Jacey stepped back to survey the golden beard Cash had spent the last few months growing. His hair was shoulder length, the sun-streaked strands clean but unkempt. “What are you doing here?”

He flashed her a wide grin. “Your sister tracked me down. Mindy said I had to come right away, that you were in terrible trouble.”

 

R
AFFERTY DIDN'T KNOW
whether to be relieved there truly was nothing going on between them—or concerned, given the two had conceived a child together…albeit via medical procedure.

“So what's happening?” Cash asked casually, looking every bit the adventurer in trendy hiking boots and clothing. “I see you had the baby.”

“Yes, I did. And she is as healthy as can be.”

Cash looked pleased for Jacey, but seemed to have no emotional reaction for himself. “That's great,” Cash stated casually. “So what's the emergency? When I stopped by the apartment complex in San Antonio to get my Jeep, I heard you were no longer living or working there, that you'd left rather unexpectedly.”

“I was sort of forced out.” Jacey explained the situation.

Cash exhaled. “Doesn't surprise me. A lot of rich folks can be pretty demanding. They probably wouldn't like a baby in the office.

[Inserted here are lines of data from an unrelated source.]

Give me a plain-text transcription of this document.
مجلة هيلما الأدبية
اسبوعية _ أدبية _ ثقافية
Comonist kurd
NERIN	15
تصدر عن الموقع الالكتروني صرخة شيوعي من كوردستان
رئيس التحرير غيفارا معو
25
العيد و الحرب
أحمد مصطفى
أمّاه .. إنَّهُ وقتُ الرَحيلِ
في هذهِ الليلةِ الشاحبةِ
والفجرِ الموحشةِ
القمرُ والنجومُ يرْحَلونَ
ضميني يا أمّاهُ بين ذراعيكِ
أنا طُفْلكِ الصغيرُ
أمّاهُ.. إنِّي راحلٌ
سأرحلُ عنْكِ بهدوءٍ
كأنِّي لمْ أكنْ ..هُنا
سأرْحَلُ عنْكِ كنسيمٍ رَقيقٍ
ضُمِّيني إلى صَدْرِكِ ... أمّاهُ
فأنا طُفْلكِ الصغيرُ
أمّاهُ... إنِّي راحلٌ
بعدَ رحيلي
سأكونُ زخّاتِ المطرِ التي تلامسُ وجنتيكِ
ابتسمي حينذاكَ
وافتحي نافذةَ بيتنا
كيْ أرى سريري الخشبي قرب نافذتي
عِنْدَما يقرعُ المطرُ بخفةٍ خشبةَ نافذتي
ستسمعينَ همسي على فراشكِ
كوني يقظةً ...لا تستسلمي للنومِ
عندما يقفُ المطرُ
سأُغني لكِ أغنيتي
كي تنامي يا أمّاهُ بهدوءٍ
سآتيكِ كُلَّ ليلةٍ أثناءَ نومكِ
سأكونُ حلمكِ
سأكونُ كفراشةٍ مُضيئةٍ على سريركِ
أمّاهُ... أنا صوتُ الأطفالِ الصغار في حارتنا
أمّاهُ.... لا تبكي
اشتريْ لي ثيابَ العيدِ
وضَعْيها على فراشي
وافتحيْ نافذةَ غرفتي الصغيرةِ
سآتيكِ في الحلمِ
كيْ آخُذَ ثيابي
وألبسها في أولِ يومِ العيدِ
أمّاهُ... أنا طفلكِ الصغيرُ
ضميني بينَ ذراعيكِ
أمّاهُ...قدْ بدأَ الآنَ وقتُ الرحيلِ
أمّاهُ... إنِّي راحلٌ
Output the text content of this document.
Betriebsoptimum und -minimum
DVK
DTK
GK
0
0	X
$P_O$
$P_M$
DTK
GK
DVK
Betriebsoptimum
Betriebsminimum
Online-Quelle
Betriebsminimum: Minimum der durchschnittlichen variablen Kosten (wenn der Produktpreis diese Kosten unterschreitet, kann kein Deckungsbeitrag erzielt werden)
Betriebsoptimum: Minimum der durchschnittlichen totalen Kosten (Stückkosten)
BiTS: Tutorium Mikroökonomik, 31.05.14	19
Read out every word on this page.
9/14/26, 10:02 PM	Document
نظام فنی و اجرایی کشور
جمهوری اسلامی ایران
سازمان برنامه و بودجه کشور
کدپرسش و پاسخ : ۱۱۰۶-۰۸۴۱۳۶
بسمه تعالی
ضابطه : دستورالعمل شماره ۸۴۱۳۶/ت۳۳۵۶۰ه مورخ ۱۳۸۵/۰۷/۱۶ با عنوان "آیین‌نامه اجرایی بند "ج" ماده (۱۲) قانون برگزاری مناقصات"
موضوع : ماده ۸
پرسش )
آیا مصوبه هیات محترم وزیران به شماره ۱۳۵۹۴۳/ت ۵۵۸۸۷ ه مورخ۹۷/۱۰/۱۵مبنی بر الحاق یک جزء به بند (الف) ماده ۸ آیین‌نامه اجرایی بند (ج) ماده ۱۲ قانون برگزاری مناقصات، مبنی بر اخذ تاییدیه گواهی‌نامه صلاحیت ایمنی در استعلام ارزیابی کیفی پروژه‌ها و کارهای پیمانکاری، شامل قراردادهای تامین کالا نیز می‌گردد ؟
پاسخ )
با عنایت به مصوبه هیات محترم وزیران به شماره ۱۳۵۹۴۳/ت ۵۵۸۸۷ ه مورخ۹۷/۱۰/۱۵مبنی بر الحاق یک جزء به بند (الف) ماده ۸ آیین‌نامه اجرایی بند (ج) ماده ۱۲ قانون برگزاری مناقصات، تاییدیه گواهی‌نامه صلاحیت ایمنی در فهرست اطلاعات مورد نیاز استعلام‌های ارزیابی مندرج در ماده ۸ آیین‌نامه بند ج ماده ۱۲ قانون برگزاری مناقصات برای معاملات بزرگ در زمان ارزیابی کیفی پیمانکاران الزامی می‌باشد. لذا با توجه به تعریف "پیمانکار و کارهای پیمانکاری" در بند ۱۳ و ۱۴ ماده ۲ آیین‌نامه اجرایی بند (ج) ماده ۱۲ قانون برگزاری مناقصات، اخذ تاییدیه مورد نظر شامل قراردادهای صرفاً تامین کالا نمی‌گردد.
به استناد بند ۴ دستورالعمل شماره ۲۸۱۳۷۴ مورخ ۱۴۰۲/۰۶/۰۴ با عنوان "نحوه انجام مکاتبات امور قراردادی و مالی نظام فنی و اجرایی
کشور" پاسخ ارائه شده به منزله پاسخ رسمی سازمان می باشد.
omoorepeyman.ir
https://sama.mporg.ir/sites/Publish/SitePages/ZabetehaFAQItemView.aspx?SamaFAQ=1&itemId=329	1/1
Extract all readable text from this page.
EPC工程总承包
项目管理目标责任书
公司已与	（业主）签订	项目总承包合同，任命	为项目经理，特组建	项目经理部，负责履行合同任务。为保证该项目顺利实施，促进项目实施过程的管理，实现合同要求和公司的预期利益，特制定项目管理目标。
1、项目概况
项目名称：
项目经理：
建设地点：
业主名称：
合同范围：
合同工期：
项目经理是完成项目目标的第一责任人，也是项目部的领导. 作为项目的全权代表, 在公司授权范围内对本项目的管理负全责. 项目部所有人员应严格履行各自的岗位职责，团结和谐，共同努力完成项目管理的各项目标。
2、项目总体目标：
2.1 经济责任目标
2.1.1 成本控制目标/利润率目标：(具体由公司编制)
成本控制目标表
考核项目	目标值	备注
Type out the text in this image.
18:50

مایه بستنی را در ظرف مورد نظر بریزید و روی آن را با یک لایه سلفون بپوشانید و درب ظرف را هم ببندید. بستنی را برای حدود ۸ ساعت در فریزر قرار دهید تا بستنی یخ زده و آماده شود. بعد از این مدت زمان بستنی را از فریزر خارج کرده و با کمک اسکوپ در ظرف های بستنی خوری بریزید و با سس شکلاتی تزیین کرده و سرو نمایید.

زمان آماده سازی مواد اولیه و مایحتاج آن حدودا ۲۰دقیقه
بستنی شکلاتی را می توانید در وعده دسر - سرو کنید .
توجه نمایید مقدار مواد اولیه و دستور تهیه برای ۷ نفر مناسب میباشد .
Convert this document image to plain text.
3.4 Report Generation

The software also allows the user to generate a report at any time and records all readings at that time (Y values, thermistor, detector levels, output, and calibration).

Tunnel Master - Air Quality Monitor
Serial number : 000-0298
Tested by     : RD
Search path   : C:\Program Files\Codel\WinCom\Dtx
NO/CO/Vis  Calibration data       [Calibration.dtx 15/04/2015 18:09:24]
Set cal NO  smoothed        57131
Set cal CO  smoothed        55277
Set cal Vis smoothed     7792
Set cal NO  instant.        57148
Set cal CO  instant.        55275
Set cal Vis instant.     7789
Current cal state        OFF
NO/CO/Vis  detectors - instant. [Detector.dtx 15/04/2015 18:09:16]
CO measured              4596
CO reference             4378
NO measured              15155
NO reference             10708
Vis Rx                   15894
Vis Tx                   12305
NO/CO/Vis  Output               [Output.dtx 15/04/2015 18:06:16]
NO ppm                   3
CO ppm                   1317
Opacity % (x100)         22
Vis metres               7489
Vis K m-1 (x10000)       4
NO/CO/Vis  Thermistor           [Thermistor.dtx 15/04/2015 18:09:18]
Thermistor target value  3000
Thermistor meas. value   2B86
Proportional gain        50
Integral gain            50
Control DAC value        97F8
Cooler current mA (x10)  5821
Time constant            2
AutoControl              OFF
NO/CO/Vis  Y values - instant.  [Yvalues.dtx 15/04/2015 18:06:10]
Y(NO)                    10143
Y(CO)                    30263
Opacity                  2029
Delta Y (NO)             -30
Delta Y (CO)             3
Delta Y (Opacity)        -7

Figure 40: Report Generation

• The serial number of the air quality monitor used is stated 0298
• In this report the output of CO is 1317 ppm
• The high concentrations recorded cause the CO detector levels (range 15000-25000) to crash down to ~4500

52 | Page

You know, it would mess with your ability to pay sole attention to them and their needs.”

Jacey laughed and shook her head. “You're right. I really should have seen it coming.”

“So you're working here now?”

“Temporarily.”

Too late, Rafferty wished he and his father had secured a long-term deal for Jacey from the beginning.

At the time, of course, it had suited him as much as it had worked for her. Now he felt differently. He wanted her to stay on.

Cash told Jacey with a friendly protectiveness Rafferty found irritating, “Look, I don't have a lot of money in the bank right now—I spent most of what I earned and what I got from my trust for my adventures the last six months—]but I can spot you a couple thousand. Or even let you and your baby move into my place back in San Antonio for as long as you need, 'cause I'm not going to be there much…you know that.”